Viviamo in un’epoca in cui fermarsi fa paura. Il tempo libero viene percepito come tempo perso. Il riposo come debolezza. La stanchezza come un fallimento personale.
La cultura della performance entra nelle scuole, nel lavoro, perfino nelle relazioni. Non basta fare. Bisogna fare meglio degli altri.
Cultura della performance e pressione sociale
La pressione inizia presto. Voti alti. Curriculum perfetto. Attività extra. Successi da raccontare. I social amplificano tutto. Ogni traguardo diventa pubblico. Ogni errore sembra definitivo.
In questo contesto, la cultura della performance alimenta ansia e senso di inadeguatezza. Molti giovani sentono di non essere mai abbastanza. Mai abbastanza bravi. Mai abbastanza veloci. Mai abbastanza realizzati.
Il confronto è continuo. E spesso è impari.
Quando la produttività diventa identità
Il problema nasce quando il rendimento diventa identità. Quando una persona si definisce solo per ciò che produce. Se il lavoro va male, crolla anche l’autostima. Se non si raggiunge un obiettivo, ci si sente inutili.
La cultura della performance spinge a ignorare i limiti. Si lavora oltre l’orario, si risponde alle mail di notte, si rinuncia al riposo. Il burnout non è più un’eccezione. È diventato un rischio diffuso.
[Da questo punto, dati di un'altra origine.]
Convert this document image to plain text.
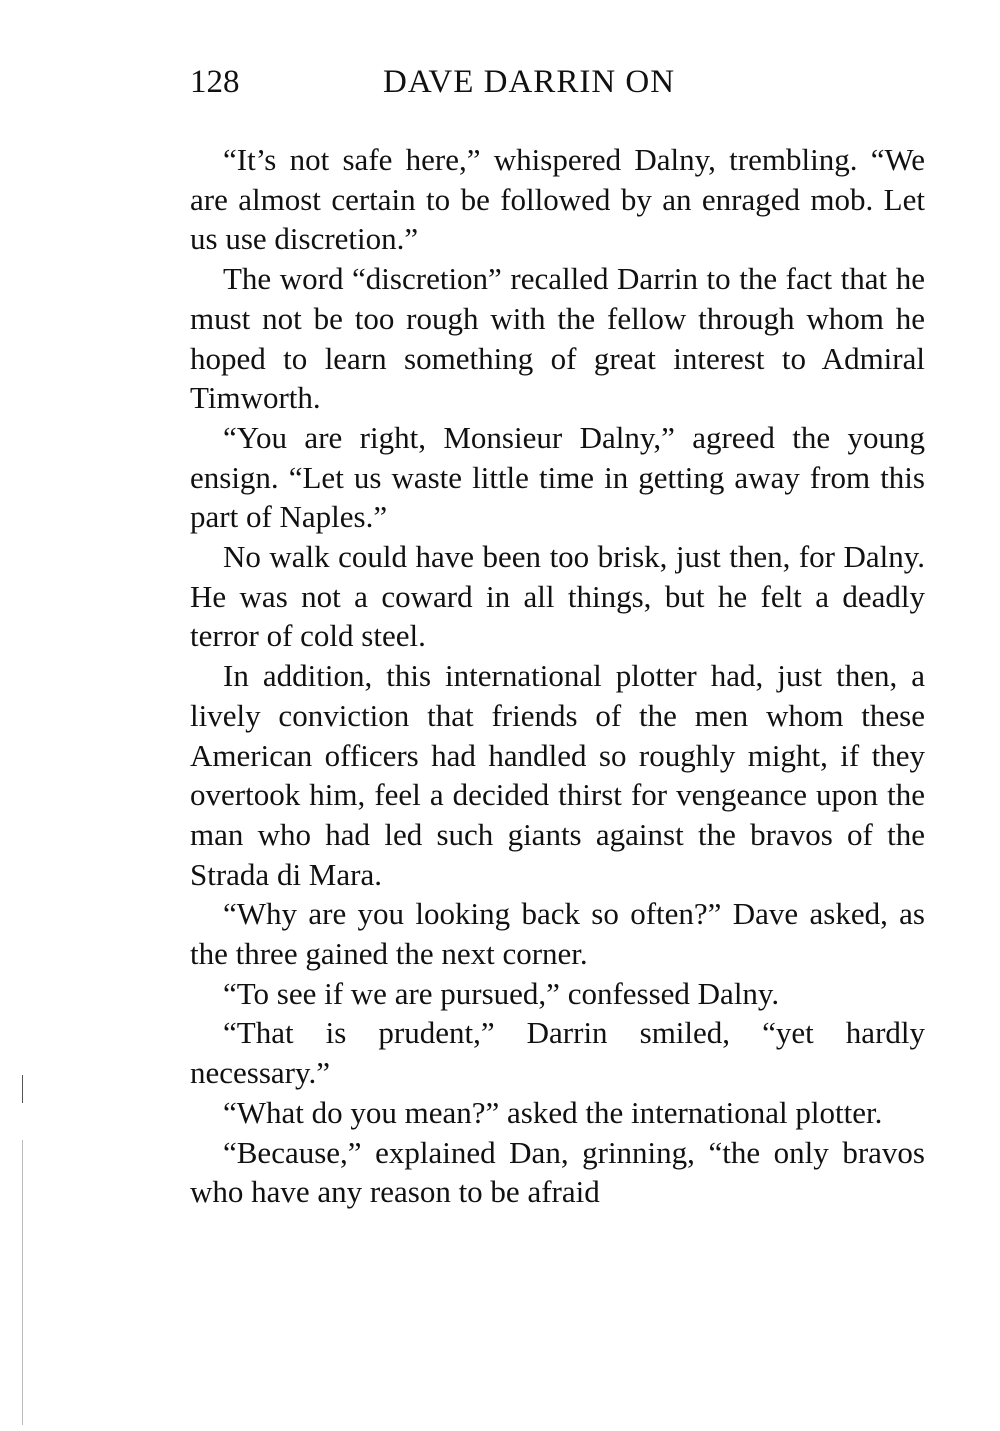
128	DAVE DARRIN ON

“It’s not safe here,” whispered Dalny, trembling. “We are almost certain to be followed by an enraged mob. Let us use discretion.”

The word “discretion” recalled Darrin to the fact that he must not be too rough with the fellow through whom he hoped to learn something of great interest to Admiral Timworth.

“You are right, Monsieur Dalny,” agreed the young ensign. “Let us waste little time in getting away from this part of Naples.”

No walk could have been too brisk, just then, for Dalny. He was not a coward in all things, but he felt a deadly terror of cold steel.

In addition, this international plotter had, just then, a lively conviction that friends of the men whom these American officers had handled so roughly might, if they overtook him, feel a decided thirst for vengeance upon the man who had led such giants against the bravos of the Strada di Mara.

“Why are you looking back so often?” Dave asked, as the three gained the next corner.

“To see if we are pursued,” confessed Dalny.

“That is prudent,” Darrin smiled, “yet hardly necessary.”

“What do you mean?” asked the international plotter.

“Because,” explained Dan, grinning, “the only bravos who have any reason to be afraid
Riscoprire il valore dell’equilibrio
Contrastare la cultura della performance non significa rinunciare all’ambizione. Significa restituire dignità ai tempi lenti. Significa riconoscere che il valore di una persona non coincide con la sua produttività.
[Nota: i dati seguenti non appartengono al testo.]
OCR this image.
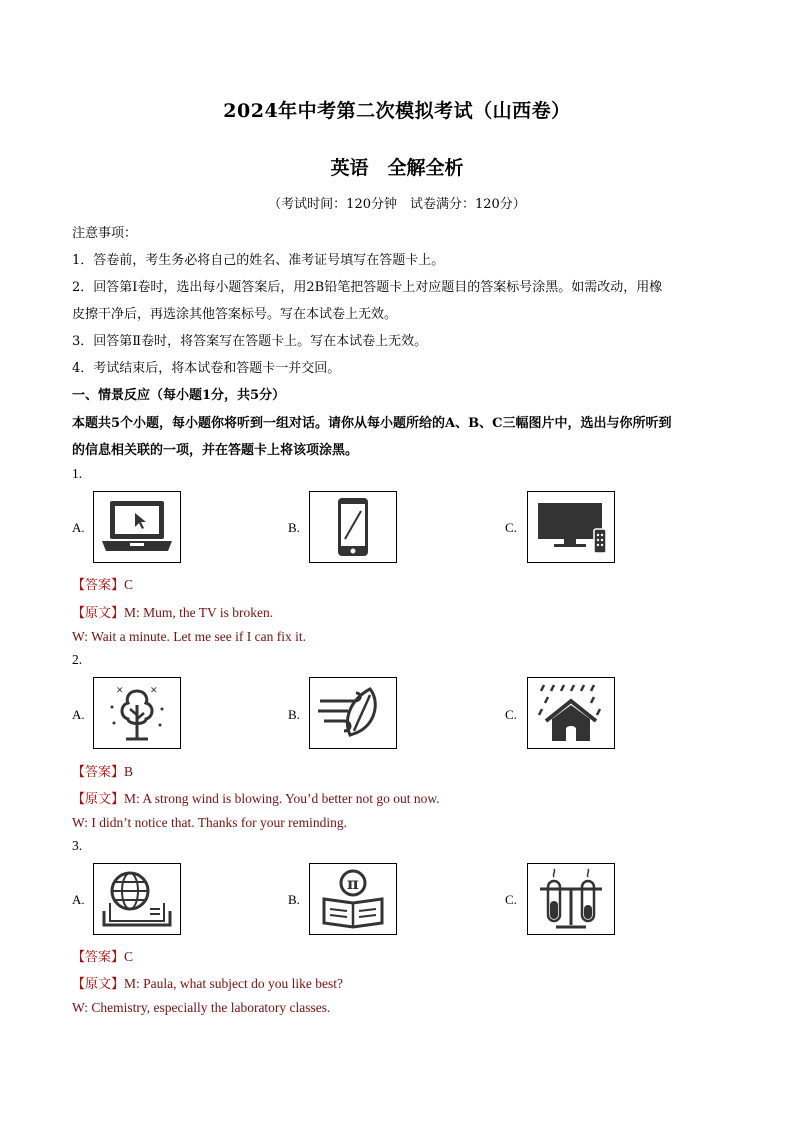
2024年中考第二次模拟考试（山西卷）
英语　全解全析
（考试时间：120分钟　试卷满分：120分）
注意事项：
1．答卷前，考生务必将自己的姓名、准考证号填写在答题卡上。
2．回答第Ⅰ卷时，选出每小题答案后，用2B铅笔把答题卡上对应题目的答案标号涂黑。如需改动，用橡
皮擦干净后，再选涂其他答案标号。写在本试卷上无效。
3．回答第Ⅱ卷时，将答案写在答题卡上。写在本试卷上无效。
4．考试结束后，将本试卷和答题卡一并交回。
一、情景反应（每小题1分，共5分）
本题共5个小题，每小题你将听到一组对话。请你从每小题所给的A、B、C三幅图片中，选出与你所听到
的信息相关联的一项，并在答题卡上将该项涂黑。
1.
A.	B.	C.
【答案】C
【原文】M: Mum, the TV is broken.
W: Wait a minute. Let me see if I can fix it.
2.
A.
✕	✕
B.	C.
【答案】B
【原文】M: A strong wind is blowing. You’d better not go out now.
W: I didn’t notice that. Thanks for your reminding.
3.
A.	B.
π
C.
【答案】C
【原文】M: Paula, what subject do you like best?
W: Chemistry, especially the laboratory classes.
Le aziende iniziano a parlare di benessere organizzativo. Le scuole introducono momenti di educazione emotiva. Ma serve un cambiamento più profondo. Serve una nuova narrazione.
Non siamo macchine. Non siamo risultati. Non siamo numeri.
Siamo persone.
E la nostra dignità non dipende da quanto produciamo, ma da chi siamo.